What the book did not get into was the “why.” Why were all the Presidents so far men? I suppose that is meant for the parents to explain. Naturally, the question popped up shortly after we got done reading the book. “Why haven’t we had a girl president in America yet?”
Great question, kid; tricky answer though. With my Mom Face in place, I explained it as simply as I could, but my explanation sounded harsher and more callous than intended. “Some men did not think women could or should be president, and since women have been allowed to run, no woman has actually won.”
At the moment, that is all I had — and even now, months later, I don’t have much more. How do you explain misogyny and sexism in a child-friendly way? You can’t, and you don’t. “It was a different time” excuses the old times … but what is our current valid reason? How do you explain that it is really possible, even with qualified women in politics, that we have never had a female president? That we almost had a female president once, but even she ultimately lost. Regardless of the complicated history and many reasons, the ugly fact is that men were always favored.
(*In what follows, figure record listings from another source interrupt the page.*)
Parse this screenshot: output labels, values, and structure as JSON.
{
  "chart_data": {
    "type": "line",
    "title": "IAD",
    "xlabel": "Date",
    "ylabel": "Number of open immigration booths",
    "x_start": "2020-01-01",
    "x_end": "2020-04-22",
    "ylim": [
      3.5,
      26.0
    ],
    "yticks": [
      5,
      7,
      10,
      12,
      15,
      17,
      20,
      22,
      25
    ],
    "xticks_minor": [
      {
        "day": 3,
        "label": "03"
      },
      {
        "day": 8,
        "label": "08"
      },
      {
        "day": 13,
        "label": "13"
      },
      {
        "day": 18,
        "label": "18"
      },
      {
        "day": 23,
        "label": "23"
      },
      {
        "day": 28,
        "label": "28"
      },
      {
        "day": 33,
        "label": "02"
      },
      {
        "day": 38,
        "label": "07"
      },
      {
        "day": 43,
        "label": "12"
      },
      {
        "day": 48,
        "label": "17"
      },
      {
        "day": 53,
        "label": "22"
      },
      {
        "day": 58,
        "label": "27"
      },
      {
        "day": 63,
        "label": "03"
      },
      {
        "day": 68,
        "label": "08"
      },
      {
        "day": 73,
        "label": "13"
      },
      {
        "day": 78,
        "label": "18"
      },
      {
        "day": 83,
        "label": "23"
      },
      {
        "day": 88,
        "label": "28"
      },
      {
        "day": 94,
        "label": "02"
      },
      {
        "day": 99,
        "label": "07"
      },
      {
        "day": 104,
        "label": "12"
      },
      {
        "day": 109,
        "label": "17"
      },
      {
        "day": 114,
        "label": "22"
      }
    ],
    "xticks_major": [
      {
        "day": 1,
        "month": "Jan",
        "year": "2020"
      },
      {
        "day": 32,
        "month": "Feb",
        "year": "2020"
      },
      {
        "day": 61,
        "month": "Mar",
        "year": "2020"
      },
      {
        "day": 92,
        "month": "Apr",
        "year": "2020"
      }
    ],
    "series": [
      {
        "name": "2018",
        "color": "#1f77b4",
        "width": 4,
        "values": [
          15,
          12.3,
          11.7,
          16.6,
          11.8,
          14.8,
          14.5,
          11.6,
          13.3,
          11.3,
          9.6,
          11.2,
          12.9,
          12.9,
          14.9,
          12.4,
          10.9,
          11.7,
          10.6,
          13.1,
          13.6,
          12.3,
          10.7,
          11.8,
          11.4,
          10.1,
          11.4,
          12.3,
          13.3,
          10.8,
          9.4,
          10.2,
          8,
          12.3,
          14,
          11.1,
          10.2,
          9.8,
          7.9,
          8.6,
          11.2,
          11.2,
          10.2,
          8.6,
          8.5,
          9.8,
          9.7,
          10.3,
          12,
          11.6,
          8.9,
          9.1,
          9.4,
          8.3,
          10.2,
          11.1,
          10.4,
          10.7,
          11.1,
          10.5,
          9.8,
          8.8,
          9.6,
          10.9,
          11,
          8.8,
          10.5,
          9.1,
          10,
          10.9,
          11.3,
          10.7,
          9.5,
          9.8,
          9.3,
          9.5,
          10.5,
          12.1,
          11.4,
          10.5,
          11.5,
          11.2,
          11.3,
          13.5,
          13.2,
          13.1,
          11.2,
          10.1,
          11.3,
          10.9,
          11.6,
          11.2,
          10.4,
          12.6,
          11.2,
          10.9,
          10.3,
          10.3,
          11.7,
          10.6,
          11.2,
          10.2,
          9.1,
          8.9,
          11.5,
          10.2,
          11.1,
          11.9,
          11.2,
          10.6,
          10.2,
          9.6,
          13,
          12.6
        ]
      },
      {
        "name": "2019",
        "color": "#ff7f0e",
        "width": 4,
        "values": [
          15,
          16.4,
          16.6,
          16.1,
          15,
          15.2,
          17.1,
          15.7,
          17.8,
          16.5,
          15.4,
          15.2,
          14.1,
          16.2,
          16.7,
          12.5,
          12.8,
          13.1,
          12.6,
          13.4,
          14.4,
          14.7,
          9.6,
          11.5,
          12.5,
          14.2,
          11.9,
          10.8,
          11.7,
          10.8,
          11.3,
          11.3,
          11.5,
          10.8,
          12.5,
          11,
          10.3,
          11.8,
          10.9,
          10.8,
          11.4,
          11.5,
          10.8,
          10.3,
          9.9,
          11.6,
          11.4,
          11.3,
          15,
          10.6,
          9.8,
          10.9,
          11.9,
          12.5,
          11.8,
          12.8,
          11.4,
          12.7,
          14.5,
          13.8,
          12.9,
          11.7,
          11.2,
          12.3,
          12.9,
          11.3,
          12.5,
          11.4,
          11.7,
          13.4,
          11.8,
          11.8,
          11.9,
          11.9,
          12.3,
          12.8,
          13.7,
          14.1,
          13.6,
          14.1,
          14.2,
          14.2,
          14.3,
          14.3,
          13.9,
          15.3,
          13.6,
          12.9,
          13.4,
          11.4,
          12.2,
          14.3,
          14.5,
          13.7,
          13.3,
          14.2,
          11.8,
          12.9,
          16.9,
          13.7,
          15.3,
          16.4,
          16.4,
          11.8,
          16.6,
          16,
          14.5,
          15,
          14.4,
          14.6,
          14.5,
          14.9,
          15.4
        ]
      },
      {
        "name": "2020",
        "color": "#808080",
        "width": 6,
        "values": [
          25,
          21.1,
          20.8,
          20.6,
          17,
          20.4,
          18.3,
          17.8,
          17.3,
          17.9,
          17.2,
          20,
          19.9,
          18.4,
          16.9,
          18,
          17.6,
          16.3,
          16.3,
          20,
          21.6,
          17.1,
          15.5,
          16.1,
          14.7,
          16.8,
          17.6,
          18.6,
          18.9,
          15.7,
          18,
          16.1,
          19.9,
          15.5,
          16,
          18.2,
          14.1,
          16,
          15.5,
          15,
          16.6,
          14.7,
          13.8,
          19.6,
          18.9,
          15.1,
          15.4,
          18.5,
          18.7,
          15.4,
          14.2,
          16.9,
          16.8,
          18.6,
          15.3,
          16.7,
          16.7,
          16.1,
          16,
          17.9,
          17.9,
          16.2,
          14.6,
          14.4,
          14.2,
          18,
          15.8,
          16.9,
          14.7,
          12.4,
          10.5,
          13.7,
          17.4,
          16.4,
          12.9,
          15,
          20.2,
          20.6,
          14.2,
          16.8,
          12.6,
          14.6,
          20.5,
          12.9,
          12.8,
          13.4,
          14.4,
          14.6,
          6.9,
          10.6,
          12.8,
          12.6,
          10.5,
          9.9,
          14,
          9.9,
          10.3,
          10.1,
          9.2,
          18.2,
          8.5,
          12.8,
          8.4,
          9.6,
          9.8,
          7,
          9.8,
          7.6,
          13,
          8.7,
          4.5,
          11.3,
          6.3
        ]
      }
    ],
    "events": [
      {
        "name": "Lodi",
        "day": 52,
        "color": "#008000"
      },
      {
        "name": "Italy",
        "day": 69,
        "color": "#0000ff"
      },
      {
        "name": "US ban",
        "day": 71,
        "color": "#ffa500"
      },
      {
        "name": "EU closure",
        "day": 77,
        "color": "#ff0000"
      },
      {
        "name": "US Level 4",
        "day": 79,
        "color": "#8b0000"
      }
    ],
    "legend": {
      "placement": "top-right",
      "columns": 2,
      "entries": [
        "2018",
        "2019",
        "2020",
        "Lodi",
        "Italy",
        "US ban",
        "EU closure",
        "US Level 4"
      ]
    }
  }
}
I could tell by her expression that my answer was a bit unbelievable. In her world, she is surrounded by women who work hard, who build things, who take care of babies, and homes, their families, and each other. The men in their lives support them and encourage them to be their best. In her world, a woman can do anything a man can do.
I have always told her that to achieve her goals, to be genuinely excellent at what she does, she will have to work hard. What we have not discussed are all the hurdles. Mostly because I don’t know how. We don’t talk about how many times Mom has been talked over, looked over due to her gender or race. Mostly because Mom herself has made hundreds of excuses about why she wasn’t good enough to get where she was going even knowing that she was. I digress; simply put, we all know life is not fair, no matter how hard we try sometimes, but this is a hard concept to help our children navigate.
Luckily for the American women, come election day, we found ourselves with our first-ever female Vice President. For the first time in my life, I actually felt like maybe we were getting closer to seeing a female president. When my baby girl asks me if I think she can be the first girl president, I am not just saying she can out of motherly love. I can say with actual conviction that yes, if you want to be, you can be the first girl president.
I look at my half-Pakistani, half-mostly-Northern-European baby living in central Texas. My mom heart knows that things will not always be easy for my baby girl, but I also want her to have the confidence to dream big. I want my kids to feel like they can be anything they want. I want to fill them with the belief that nothing can stand in their way.
For now, I plan to set aside my own worries and continue to encourage her to be whatever she wants to be. She understands enough, and there is plenty of time in life to learn about the bad stuff, the hurdles. I want nothing more than my kiddo to be the first girl president. Still, I hope that someone else’s little girl beats her to it. We shouldn’t have to wait another 30 years for equal representation.